(Ti Lancio dal Friuli Venezia Giulia) Udine 15 aprile 2025 – Massimo Fuccaro, esperto in materia digitale interviene su Friuli Venezia Giulia ed il suo potenziale innovativo: ‘è una regione che, pur nelle sue dimensioni contenute, esprime un grande potenziale in ambito tecnologico e digitale. Il Friuli Venezia Giulia si sta progressivamente affermando come un laboratorio di innovazione applicata, dove la coesistenza di competenze scientifiche, formazione di alto livello, infrastrutture avanzate e politiche pubbliche lungimiranti può trasformarsi in un vero vantaggio competitivo per la digitalizzazione e lo sviluppo sostenibile del territorio. Rendiamo noti questi fattori in Italia e nel mondo’.
‘Questo è reso possibile grazie a una combinazione di fattori favorevoli: la presenza di istituzioni scientifiche di eccellenza, un solido sistema universitario, una rete strutturata di parchi scientifici e incubatori, imprese innovative e l’impegno delle istituzioni nel colmare i divari infrastrutturali, anche nelle aree più periferiche.
Tra i centri di eccellenza l’ICTP – International Centre for Theoretical Physics e la SISSA – Scuola Internazionale Superiore di Studi Avanzati, entrambi con sede a Trieste, che operano ai massimi livelli della ricerca scientifica internazionale nei campi della fisica, matematica, neuroscienze e scienze computazionali. A Udine ha invece sede il CISM – Centro Internazionale di Scienze Meccaniche, che dal 1968 promuove la diffusione e l’applicazione delle conoscenze avanzate nelle scienze meccaniche e nei settori connessi, come l’intelligenza artificiale, l’ingegneria computazionale e i sistemi complessi. Questi centri non solo attraggono talenti e investimenti, ma alimentano un ecosistema regionale orientato all’innovazione e alla contaminazione scientifica.

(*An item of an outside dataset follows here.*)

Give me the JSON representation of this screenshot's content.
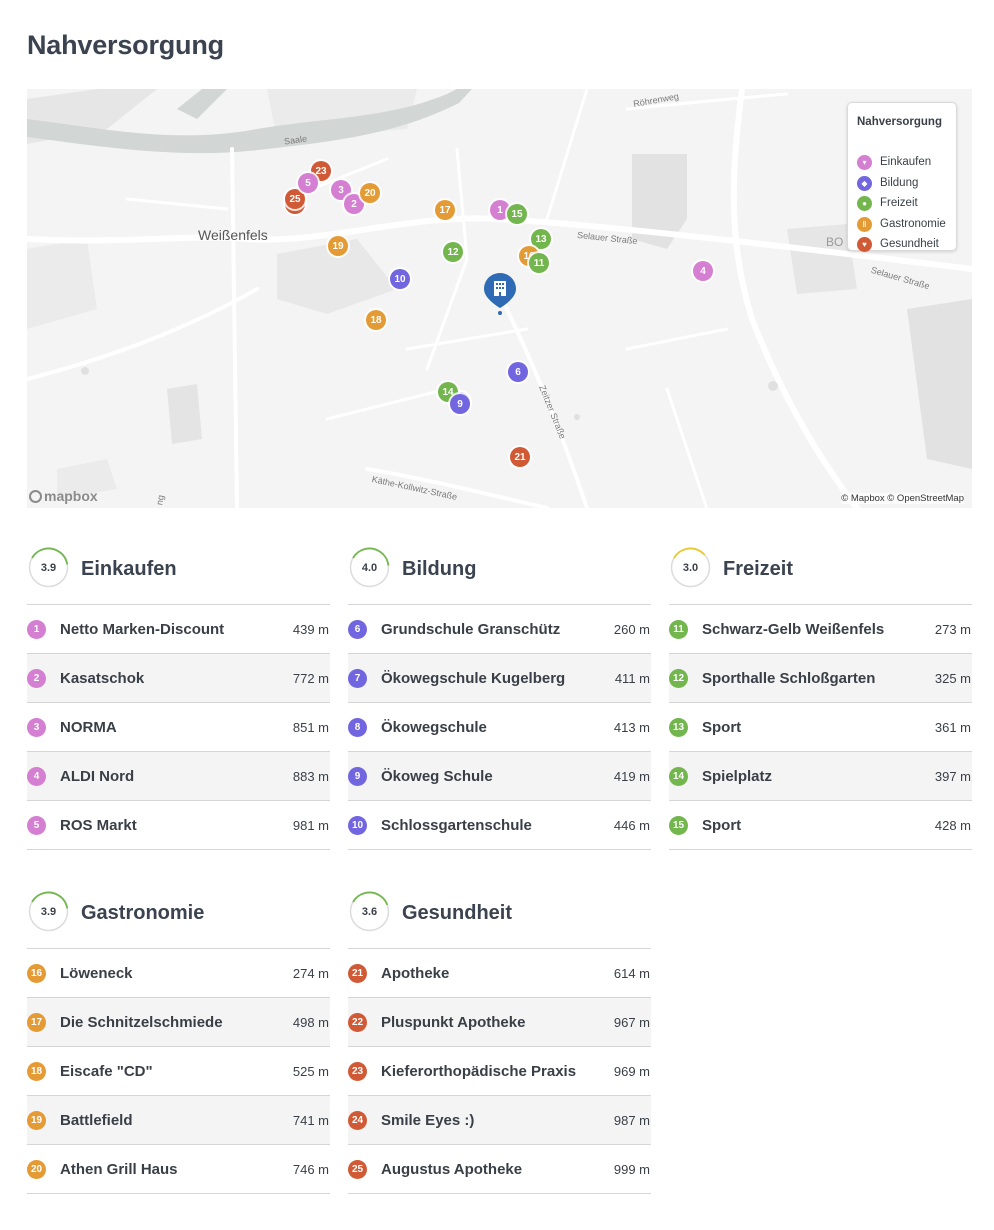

Accanto a loro si sviluppano infrastrutture per l’innovazione, come l’Area Science Park di Trieste, uno dei principali parchi scientifici e tecnologici italiani, che ospita laboratori, start-up e grandi player del mondo della ricerca applicata, e il BIC Incubatori FVG, che sostiene la nascita e la crescita di nuove imprese innovative, offrendo supporto tecnico, logistico e strategico. Queste realtà sono il ponte concreto tra ricerca, tecnologia e mercato.
A ciò si aggiunge un sistema universitario articolato, con l’Università degli Studi di Trieste e quella di Udine, affiancate da realtà come la MIB Trieste School of Management e da poli di formazione tecnica superiore (ITS). Queste istituzioni formano professionalità in grado di supportare l’evoluzione digitale nei settori chiave dell’economia locale, promuovendo il trasferimento tecnologico e la collaborazione tra ricerca e impresa.
La morfologia del Friuli Venezia Giulia, che alterna zone montuose a colline, pianura e costa, può rappresentare una sfida per l’infrastrutturazione digitale, soprattutto nelle aree montane e meno densamente abitate. Tuttavia, proprio questa complessità ha spinto la regione ad adottare strategie innovative per favorire la connettività, attraverso investimenti mirati in fibra ottica, reti mobili 5G e servizi digitali diffusi. L’obiettivo è superare il digital divide, garantendo a cittadini e imprese le stesse opportunità, indipendentemente dalla collocazione geografica.